Une prophétie auto-réalisatrice: La montée de la violence d’extrême-droite

L’évidence est que jouer la carte de la peur implique de s’approprier les craintes des gens, notamment celles liées l’auto-protection. J’ai déjà discuté comment la cooptation du discours d’extrême-droite par les partis populaires légitimise ce discours et lui octroi une plate-forme qui étend sa portée. Immanquablement, cela place le thème de la sécurité au cœur de la politique, et cette situation est rendue encore plus explosive par le cocktail du terrorisme et des médias modernes mentionnés plus haut. Lorsque la peur croît, le désir de “faire quelque chose” aussi et la réaction face à cette peur devient violente.

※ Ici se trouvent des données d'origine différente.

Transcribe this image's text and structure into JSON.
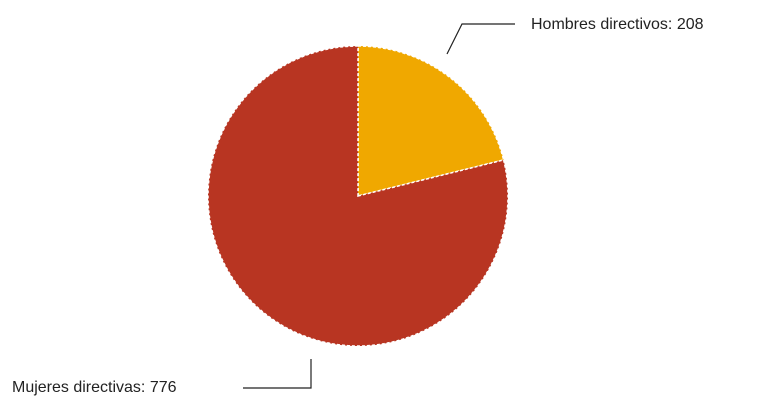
{
  "chart_data": {
    "type": "pie",
    "title": "",
    "slices": [
      {
        "label": "Hombres directivos",
        "value": 208,
        "color": "#f0a800",
        "display": "Hombres directivos: 208"
      },
      {
        "label": "Mujeres directivas",
        "value": 776,
        "color": "#b83522",
        "display": "Mujeres directivas: 776"
      }
    ],
    "slice_border_color": "#ffffff",
    "legend": "none"
  }
}
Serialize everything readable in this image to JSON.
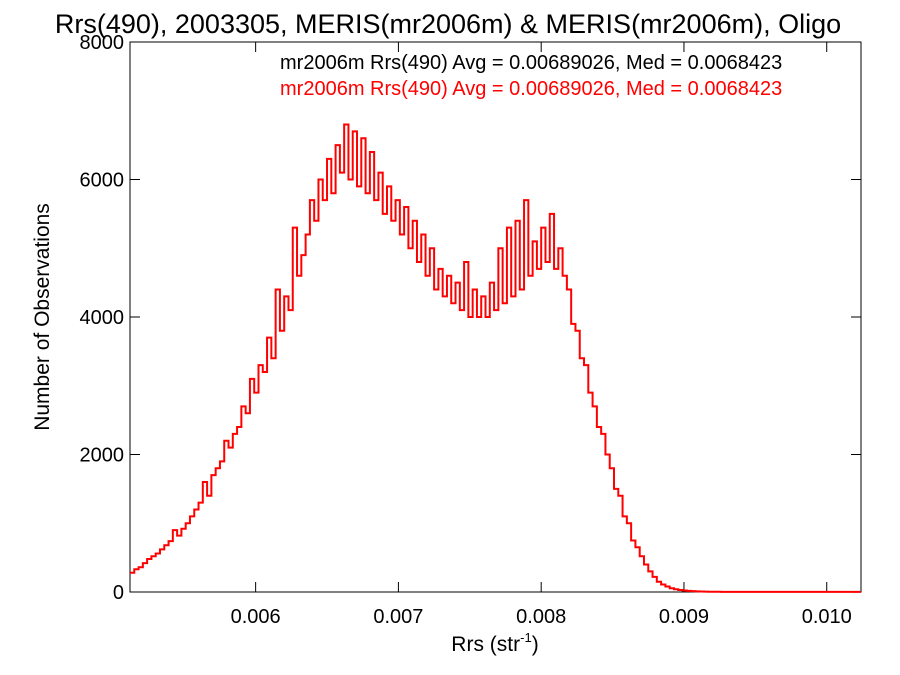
{
  "chart_data": {
    "type": "histogram",
    "title": "Rrs(490), 2003305, MERIS(mr2006m) & MERIS(mr2006m), Oligo",
    "xlabel": "Rrs (str",
    "xlabel_superscript": "-1",
    "xlabel_suffix": ")",
    "ylabel": "Number of Observations",
    "xlim": [
      0.00512,
      0.01024
    ],
    "ylim": [
      0,
      8000
    ],
    "x_ticks": [
      0.006,
      0.007,
      0.008,
      0.009,
      0.01
    ],
    "x_tick_labels": [
      "0.006",
      "0.007",
      "0.008",
      "0.009",
      "0.010"
    ],
    "y_ticks": [
      0,
      2000,
      4000,
      6000,
      8000
    ],
    "y_tick_labels": [
      "0",
      "2000",
      "4000",
      "6000",
      "8000"
    ],
    "bin_width": 3e-05,
    "legend": [
      {
        "text": "mr2006m Rrs(490) Avg = 0.00689026, Med = 0.0068423",
        "color": "#000000"
      },
      {
        "text": "mr2006m Rrs(490) Avg = 0.00689026, Med = 0.0068423",
        "color": "#ff0000"
      }
    ],
    "series": [
      {
        "name": "mr2006m Rrs(490)",
        "color": "#ff0000",
        "x": [
          0.00512,
          0.00515,
          0.00518,
          0.00521,
          0.00524,
          0.00527,
          0.0053,
          0.00533,
          0.00536,
          0.00539,
          0.00542,
          0.00545,
          0.00548,
          0.00551,
          0.00554,
          0.00557,
          0.0056,
          0.00563,
          0.00566,
          0.00569,
          0.00572,
          0.00575,
          0.00578,
          0.00581,
          0.00584,
          0.00587,
          0.0059,
          0.00593,
          0.00596,
          0.00599,
          0.00602,
          0.00605,
          0.00608,
          0.00611,
          0.00614,
          0.00617,
          0.0062,
          0.00623,
          0.00626,
          0.00629,
          0.00632,
          0.00635,
          0.00638,
          0.00641,
          0.00644,
          0.00647,
          0.0065,
          0.00653,
          0.00656,
          0.00659,
          0.00662,
          0.00665,
          0.00668,
          0.00671,
          0.00674,
          0.00677,
          0.0068,
          0.00683,
          0.00686,
          0.00689,
          0.00692,
          0.00695,
          0.00698,
          0.00701,
          0.00704,
          0.00707,
          0.0071,
          0.00713,
          0.00716,
          0.00719,
          0.00722,
          0.00725,
          0.00728,
          0.00731,
          0.00734,
          0.00737,
          0.0074,
          0.00743,
          0.00746,
          0.00749,
          0.00752,
          0.00755,
          0.00758,
          0.00761,
          0.00764,
          0.00767,
          0.0077,
          0.00773,
          0.00776,
          0.00779,
          0.00782,
          0.00785,
          0.00788,
          0.00791,
          0.00794,
          0.00797,
          0.008,
          0.00803,
          0.00806,
          0.00809,
          0.00812,
          0.00815,
          0.00818,
          0.00821,
          0.00824,
          0.00827,
          0.0083,
          0.00833,
          0.00836,
          0.00839,
          0.00842,
          0.00845,
          0.00848,
          0.00851,
          0.00854,
          0.00857,
          0.0086,
          0.00863,
          0.00866,
          0.00869,
          0.00872,
          0.00875,
          0.00878,
          0.00881,
          0.00884,
          0.00887,
          0.0089,
          0.00893,
          0.00896,
          0.00899,
          0.00902,
          0.00905,
          0.00908,
          0.00911,
          0.00914,
          0.00917,
          0.0092,
          0.00923,
          0.00926,
          0.00929,
          0.00932,
          0.00935,
          0.00938,
          0.00941,
          0.00944,
          0.00947,
          0.0095,
          0.00953,
          0.00956,
          0.00959,
          0.00962,
          0.00965,
          0.00968,
          0.00971,
          0.00974,
          0.00977,
          0.0098,
          0.00983,
          0.00986,
          0.00989,
          0.00992,
          0.00995,
          0.00998,
          0.01001,
          0.01004,
          0.01007,
          0.0101,
          0.01013,
          0.01016,
          0.01019,
          0.01022
        ],
        "values": [
          280,
          330,
          360,
          420,
          480,
          520,
          560,
          620,
          680,
          740,
          900,
          820,
          920,
          1000,
          1100,
          1200,
          1300,
          1600,
          1400,
          1700,
          1800,
          1900,
          2200,
          2100,
          2300,
          2400,
          2700,
          2600,
          3100,
          2900,
          3300,
          3200,
          3700,
          3400,
          4400,
          3800,
          4300,
          4100,
          5300,
          4600,
          4900,
          5200,
          5700,
          5400,
          6000,
          5700,
          6300,
          5800,
          6500,
          6100,
          6800,
          6000,
          6700,
          5900,
          6600,
          5800,
          6400,
          5700,
          6100,
          5500,
          5900,
          5400,
          5700,
          5200,
          5600,
          5000,
          5400,
          4800,
          5200,
          4600,
          5000,
          4400,
          4700,
          4300,
          4600,
          4200,
          4500,
          4100,
          4800,
          4000,
          4400,
          4000,
          4300,
          4000,
          4500,
          4100,
          5000,
          4200,
          5300,
          4300,
          5400,
          4400,
          5700,
          4600,
          5100,
          4700,
          5300,
          4800,
          5500,
          4700,
          5000,
          4600,
          4400,
          3900,
          3800,
          3400,
          3300,
          2900,
          2700,
          2400,
          2300,
          2000,
          1800,
          1500,
          1400,
          1100,
          1000,
          750,
          650,
          520,
          400,
          300,
          220,
          150,
          110,
          80,
          55,
          40,
          30,
          22,
          16,
          12,
          9,
          7,
          5,
          4,
          3,
          3,
          2,
          2,
          2,
          1,
          1,
          1,
          1,
          1,
          1,
          1,
          1,
          1,
          1,
          1,
          1,
          1,
          1,
          1,
          1,
          1,
          1,
          1,
          1,
          1,
          1,
          1,
          1,
          1,
          1,
          1,
          1,
          1,
          1
        ]
      }
    ]
  }
}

Deux cas illustrent ce problème dans sa forme la plus extrême: L’attentat au couteau le 17 octobre 2015 contre Henriette Reker, l’actuelle mairesse de la ville de Cologne, et l’assassinat le 16 juin 2016 de la député Labour britannique Jo Cox alors qu’elle faisait campagne pour le “Remain”. Reker fût attaquée lors du dernier jour de la campagne électorale par un terroriste d’extrême-droite qui s’opposait à ses positions pro-réfugiés, alors que Jo Cox fût aussi tuée par un terroriste d’extrême-droite, qui criait “Britain first!” alors qu’il lui tirait dessus et la poignardait, une semaine avant le référendum britannique sur l’UE. Secoués par le climat de peur créé par le discours politique qui liait sécurité et immigration, ces hommes ont décidé d’agir, poussés par l’idée qu’ils devaient défendre leur pays respectif contre les étrangers.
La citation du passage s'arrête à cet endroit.